There are still online sources providing alternative recommendations, and you can head to Spotify and try something new for free. It's the same with streaming video. You can choose not to listen to algorithmically-generated playlists and switch off the “automatically play more songs” option (my number one top Spotify tip). Break yourself out of your bubble. As Don Draper said, “If you don’t like what’s being said, change the conversation”.
It’s also worth remembering that this cultural stasis, this dissatisfaction with algorithmic recommendations, comes from a tiny section of the Internet. Many people remain entirely satisfied with their endless scrolling and Netflix nostalgia.
Indeed, during the final three months of 2024, more people watched Netflix than BBC One.
We may not like how Meta continues to optimise its platforms for algorithmic discovery and consumption, but the numbers don’t lie. Users spend less time on Instagram if it has a chronological feed.
Nine million people watch every episode of The Traitors - it might not have a cool NYC pop-up like Severance, but it speaks to our desire to feel part of a collective cultural conversation.
The cultural stasis conversation is a timely reminder that we all exist in little bubbles of taste and commonality. A reminder also that, to paraphrase one of Daniel Kahneman’s heuristics from Thinking, Fast and Slow, what we see isn’t all there is. That when we work on campaigns and ideas, nine times out of ten, we are not the target audience.
And that means taking steps to burst our filter bubbles and put ourselves in our audience’s hands.
The most rigorous way to do this is to get out and speak to those audiences - working with organisations such as
But reality often fails to provide the time and budget to access authentic lived experience, unfortunately.Luckily, social and digital offers some workarounds. You can easily refresh your social habits and try out some alternative personas. Set up some alt accounts on TikTok and YouTube and intentionally train your recommendations differently. Instead of starting with “Boom! Shake The Room” and going down the 90s nostalgia rabbit hole, kick off with Sabrina Carpenter and see where that takes you.
Take the plunge and try out a platform you find baffling on paper. Set up a Twitch account. Download Fortnite. Ask a young nephew or niece in your family to show you how Roblox works (the platform is famously impenetrable to newbies). Look at the most downloaded free games in the App Store and give one a try.
Or simply switch up your media diet - sign up to some new newsletters, try a new podcast, visit a media site you’d typically avoid.

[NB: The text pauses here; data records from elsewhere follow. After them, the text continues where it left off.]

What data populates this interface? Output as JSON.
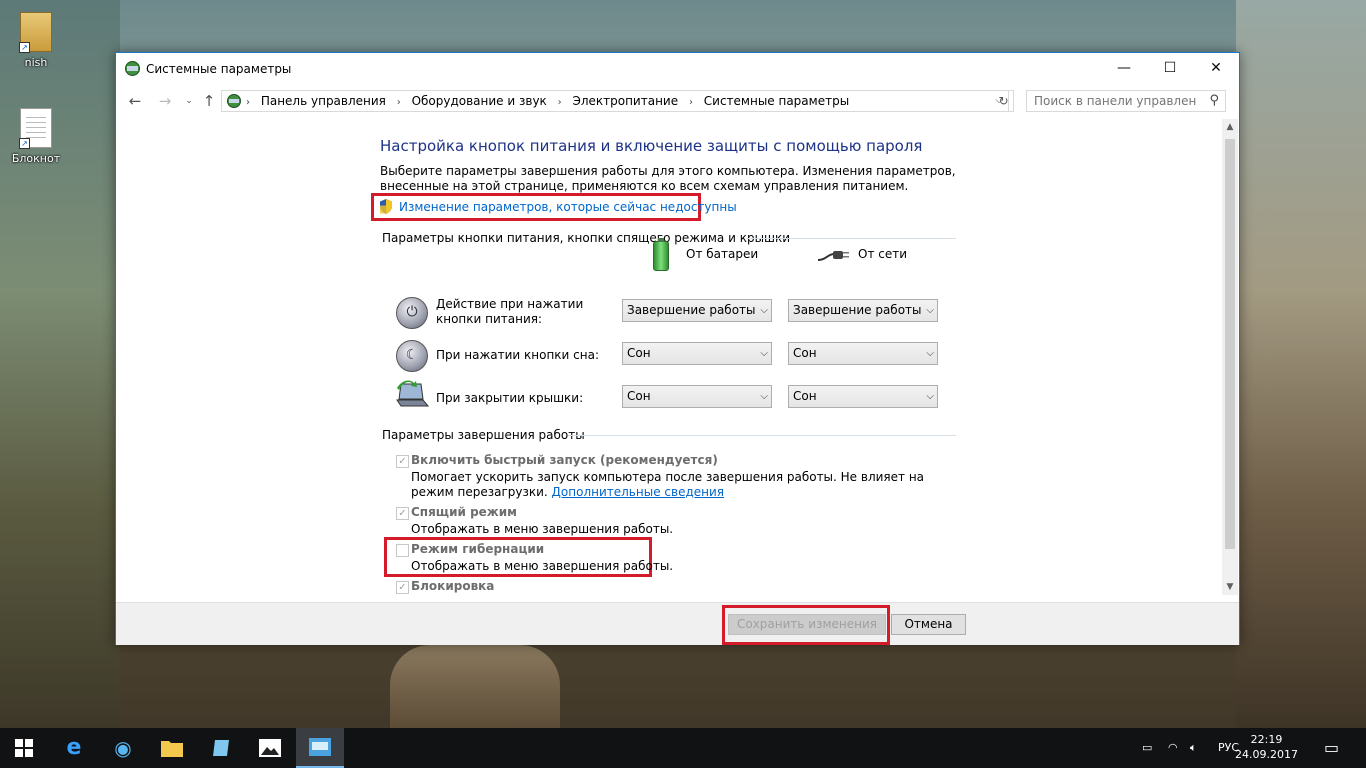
{
  "desktop": {
    "icons": [
      {
        "label": "nish"
      },
      {
        "label": "Блокнот"
      }
    ]
  },
  "window": {
    "title": "Системные параметры",
    "controls": {
      "minimize": "—",
      "maximize": "☐",
      "close": "✕"
    },
    "breadcrumb": [
      "Панель управления",
      "Оборудование и звук",
      "Электропитание",
      "Системные параметры"
    ],
    "search": {
      "placeholder": "Поиск в панели управления"
    },
    "heading": "Настройка кнопок питания и включение защиты с помощью пароля",
    "description": "Выберите параметры завершения работы для этого компьютера. Изменения параметров, внесенные на этой странице, применяются ко всем схемам управления питанием.",
    "admin_link": "Изменение параметров, которые сейчас недоступны",
    "power_group": {
      "title": "Параметры кнопки питания, кнопки спящего режима и крышки",
      "col_battery": "От батареи",
      "col_plugged": "От сети",
      "rows": [
        {
          "label": "Действие при нажатии кнопки питания:",
          "battery": "Завершение работы",
          "plugged": "Завершение работы"
        },
        {
          "label": "При нажатии кнопки сна:",
          "battery": "Сон",
          "plugged": "Сон"
        },
        {
          "label": "При закрытии крышки:",
          "battery": "Сон",
          "plugged": "Сон"
        }
      ]
    },
    "shutdown_group": {
      "title": "Параметры завершения работы",
      "items": [
        {
          "label": "Включить быстрый запуск (рекомендуется)",
          "checked": true,
          "desc": "Помогает ускорить запуск компьютера после завершения работы. Не влияет на режим перезагрузки.",
          "link": "Дополнительные сведения"
        },
        {
          "label": "Спящий режим",
          "checked": true,
          "desc": "Отображать в меню завершения работы."
        },
        {
          "label": "Режим гибернации",
          "checked": false,
          "desc": "Отображать в меню завершения работы."
        },
        {
          "label": "Блокировка",
          "checked": true
        }
      ]
    },
    "buttons": {
      "save": "Сохранить изменения",
      "cancel": "Отмена"
    }
  },
  "taskbar": {
    "language": "РУС",
    "time": "22:19",
    "date": "24.09.2017"
  },
  "colors": {
    "accent": "#1a75c9",
    "heading": "#1e3287",
    "link": "#0066cc",
    "highlight": "#d41b29"
  }
}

Like any good research journey, trying out some new starting points might lead you down some interesting rabbit holes that could end up with a new idea or evidence about audience behaviour.
Suppose we develop our strategic approaches and creative ideas based only on our existing knowledge, without taking time to understand our audience or get a sense of their cultural touchpoints. In that case, the ideas will only appeal to ourselves. It’s up to us to train our internal algorithms differently so that they generate new results.
And ultimately that’s also the solution for anyone feeling that sense of cultural stasis in their lives. Reset the algorithms, or ignore them and get comfortable with who you are. Boom! Shake The Room is a great song. The 90s were a great period for music. Even for 90s aficionados like me, there are still songs and albums to discover from that era - you just have to get out and look for them.